Auch diesmal blieb sein Schwermut mächtiger als der Alkohol, dessen Wonnen er sich nie ganz hatte hingeben können. Der fünfundzwanzigste Stein sollte der entscheidende sein. Nach einer unerträglich langen Minute totaler Anspannung und der rücksichtslosesten, sich ins Grausamste hineinsteigernden Gewaltausübung gegen sich selbst, fühlte er plötzlich überhaupt keinen Widerstand mehr, nur noch Schmerz, brennenden Schmerz. Der Durchbruch. Er versuchte noch, einige Steine aus sich herauszudrücken, doch vergeblich.

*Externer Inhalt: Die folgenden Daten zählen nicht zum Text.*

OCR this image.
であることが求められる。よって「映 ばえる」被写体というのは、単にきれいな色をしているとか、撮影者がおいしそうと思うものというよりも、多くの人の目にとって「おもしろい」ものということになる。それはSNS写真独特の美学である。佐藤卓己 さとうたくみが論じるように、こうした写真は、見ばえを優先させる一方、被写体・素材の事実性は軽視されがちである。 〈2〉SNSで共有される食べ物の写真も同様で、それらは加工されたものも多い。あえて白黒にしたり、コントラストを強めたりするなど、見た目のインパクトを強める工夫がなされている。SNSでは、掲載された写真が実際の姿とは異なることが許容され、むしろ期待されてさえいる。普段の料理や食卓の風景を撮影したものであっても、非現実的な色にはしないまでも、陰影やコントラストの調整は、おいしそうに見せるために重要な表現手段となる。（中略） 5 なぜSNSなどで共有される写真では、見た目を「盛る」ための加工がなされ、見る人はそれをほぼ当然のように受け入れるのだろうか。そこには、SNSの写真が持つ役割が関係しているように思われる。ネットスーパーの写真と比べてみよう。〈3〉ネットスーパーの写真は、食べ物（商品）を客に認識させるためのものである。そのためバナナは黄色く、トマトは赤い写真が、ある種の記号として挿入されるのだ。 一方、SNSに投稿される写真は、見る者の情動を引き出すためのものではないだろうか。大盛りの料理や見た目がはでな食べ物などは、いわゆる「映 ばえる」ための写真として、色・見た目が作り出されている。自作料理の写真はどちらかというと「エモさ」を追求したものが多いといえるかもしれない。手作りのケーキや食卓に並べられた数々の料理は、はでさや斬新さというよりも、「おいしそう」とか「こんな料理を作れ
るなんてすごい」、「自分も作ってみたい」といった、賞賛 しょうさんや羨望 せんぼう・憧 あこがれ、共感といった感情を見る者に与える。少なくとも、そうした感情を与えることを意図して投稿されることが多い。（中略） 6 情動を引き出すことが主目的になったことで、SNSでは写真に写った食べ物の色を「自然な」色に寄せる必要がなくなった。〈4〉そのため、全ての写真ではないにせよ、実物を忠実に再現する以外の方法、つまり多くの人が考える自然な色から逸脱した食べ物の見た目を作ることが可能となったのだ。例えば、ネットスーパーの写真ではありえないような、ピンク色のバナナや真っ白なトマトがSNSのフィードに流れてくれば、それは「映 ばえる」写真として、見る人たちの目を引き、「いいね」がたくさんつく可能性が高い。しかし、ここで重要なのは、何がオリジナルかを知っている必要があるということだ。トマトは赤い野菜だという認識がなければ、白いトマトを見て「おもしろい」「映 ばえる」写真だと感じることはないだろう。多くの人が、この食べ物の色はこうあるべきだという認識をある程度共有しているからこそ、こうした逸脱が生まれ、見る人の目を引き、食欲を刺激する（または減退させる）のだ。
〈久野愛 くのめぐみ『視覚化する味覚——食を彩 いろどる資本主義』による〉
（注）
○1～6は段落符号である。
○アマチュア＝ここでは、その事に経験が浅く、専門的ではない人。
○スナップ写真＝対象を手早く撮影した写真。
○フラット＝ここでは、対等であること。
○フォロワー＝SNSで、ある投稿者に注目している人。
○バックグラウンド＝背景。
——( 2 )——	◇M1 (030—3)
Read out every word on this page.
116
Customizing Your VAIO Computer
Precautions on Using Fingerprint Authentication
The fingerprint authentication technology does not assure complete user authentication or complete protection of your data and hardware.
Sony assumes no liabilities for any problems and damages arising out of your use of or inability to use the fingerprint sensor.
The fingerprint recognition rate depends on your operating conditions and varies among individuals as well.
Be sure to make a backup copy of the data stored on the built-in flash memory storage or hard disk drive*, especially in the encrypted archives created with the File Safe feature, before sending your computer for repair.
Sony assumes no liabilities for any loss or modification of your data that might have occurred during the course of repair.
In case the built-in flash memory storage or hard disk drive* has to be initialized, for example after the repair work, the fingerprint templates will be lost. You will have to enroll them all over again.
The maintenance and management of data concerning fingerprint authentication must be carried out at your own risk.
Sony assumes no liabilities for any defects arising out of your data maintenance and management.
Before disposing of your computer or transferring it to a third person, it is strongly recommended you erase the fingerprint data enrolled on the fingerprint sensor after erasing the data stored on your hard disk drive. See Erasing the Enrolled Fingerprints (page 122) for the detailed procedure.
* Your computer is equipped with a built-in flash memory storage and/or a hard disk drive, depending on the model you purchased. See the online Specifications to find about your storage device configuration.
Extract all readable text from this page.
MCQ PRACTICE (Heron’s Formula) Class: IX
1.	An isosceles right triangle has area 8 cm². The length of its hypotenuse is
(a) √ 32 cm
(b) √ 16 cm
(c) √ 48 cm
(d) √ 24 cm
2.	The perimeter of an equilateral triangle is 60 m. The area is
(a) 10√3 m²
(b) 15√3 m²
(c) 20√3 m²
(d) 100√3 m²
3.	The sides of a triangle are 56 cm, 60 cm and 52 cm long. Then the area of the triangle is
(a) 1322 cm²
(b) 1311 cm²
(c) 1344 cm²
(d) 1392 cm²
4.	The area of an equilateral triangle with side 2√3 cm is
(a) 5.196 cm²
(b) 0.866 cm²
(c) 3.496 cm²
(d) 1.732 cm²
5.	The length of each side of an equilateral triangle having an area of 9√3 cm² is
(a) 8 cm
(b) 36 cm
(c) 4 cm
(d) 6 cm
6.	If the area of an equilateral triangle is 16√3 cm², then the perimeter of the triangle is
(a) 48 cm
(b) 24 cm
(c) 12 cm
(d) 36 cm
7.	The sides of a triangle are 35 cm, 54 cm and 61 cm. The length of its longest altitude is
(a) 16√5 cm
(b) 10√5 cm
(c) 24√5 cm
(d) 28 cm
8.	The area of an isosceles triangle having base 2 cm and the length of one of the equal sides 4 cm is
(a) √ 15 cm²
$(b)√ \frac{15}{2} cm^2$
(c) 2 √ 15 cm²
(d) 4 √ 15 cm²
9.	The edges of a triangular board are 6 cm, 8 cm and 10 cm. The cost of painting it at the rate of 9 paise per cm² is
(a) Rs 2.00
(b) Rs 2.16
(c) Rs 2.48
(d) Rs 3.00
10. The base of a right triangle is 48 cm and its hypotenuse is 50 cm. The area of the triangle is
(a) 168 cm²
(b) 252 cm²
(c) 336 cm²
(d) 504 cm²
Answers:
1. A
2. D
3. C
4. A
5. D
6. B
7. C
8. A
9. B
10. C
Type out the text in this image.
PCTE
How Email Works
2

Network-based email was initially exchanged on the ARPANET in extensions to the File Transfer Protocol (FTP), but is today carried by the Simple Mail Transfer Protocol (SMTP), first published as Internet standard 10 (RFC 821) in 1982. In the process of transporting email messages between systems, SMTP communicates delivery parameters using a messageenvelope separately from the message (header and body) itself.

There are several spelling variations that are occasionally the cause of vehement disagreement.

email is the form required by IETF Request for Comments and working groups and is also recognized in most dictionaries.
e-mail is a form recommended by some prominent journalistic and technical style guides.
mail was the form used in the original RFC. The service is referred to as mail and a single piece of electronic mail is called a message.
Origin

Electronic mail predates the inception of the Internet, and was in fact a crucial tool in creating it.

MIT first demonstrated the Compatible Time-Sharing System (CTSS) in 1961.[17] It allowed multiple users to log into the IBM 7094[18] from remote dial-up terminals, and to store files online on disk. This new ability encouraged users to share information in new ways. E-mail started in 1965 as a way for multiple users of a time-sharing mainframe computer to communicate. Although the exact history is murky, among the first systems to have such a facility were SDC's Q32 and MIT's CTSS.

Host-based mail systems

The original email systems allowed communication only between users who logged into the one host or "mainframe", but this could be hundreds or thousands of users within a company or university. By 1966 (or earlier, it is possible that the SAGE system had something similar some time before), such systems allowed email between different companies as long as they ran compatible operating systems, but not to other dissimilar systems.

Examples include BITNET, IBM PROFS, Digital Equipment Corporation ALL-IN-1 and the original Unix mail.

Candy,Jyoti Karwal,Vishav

Er taumelte schon am Rande der Bewusstlosigkeit, als er jemanden an die Tür klopfen hörte. Wer immer das sein mochte, er schien etwas Dringendes mitteilen zu wollen, jedenfalls wartete er lange darauf, dass ihm jemand aufmachte. Der ermattet Daliegende, den in seiner Wohnung noch nie jemand besucht hatte, stöhnte leise auf; der Fremde jedoch schien davon nichts mitbekommen zu haben und steckte einen Brief unter der Tür hindurch. Was ist das für ein Brief?, fragte sich der junge Mann noch, bevor er in einem Meer aus Müdigkeit, Schmerz und Rausch ertrank.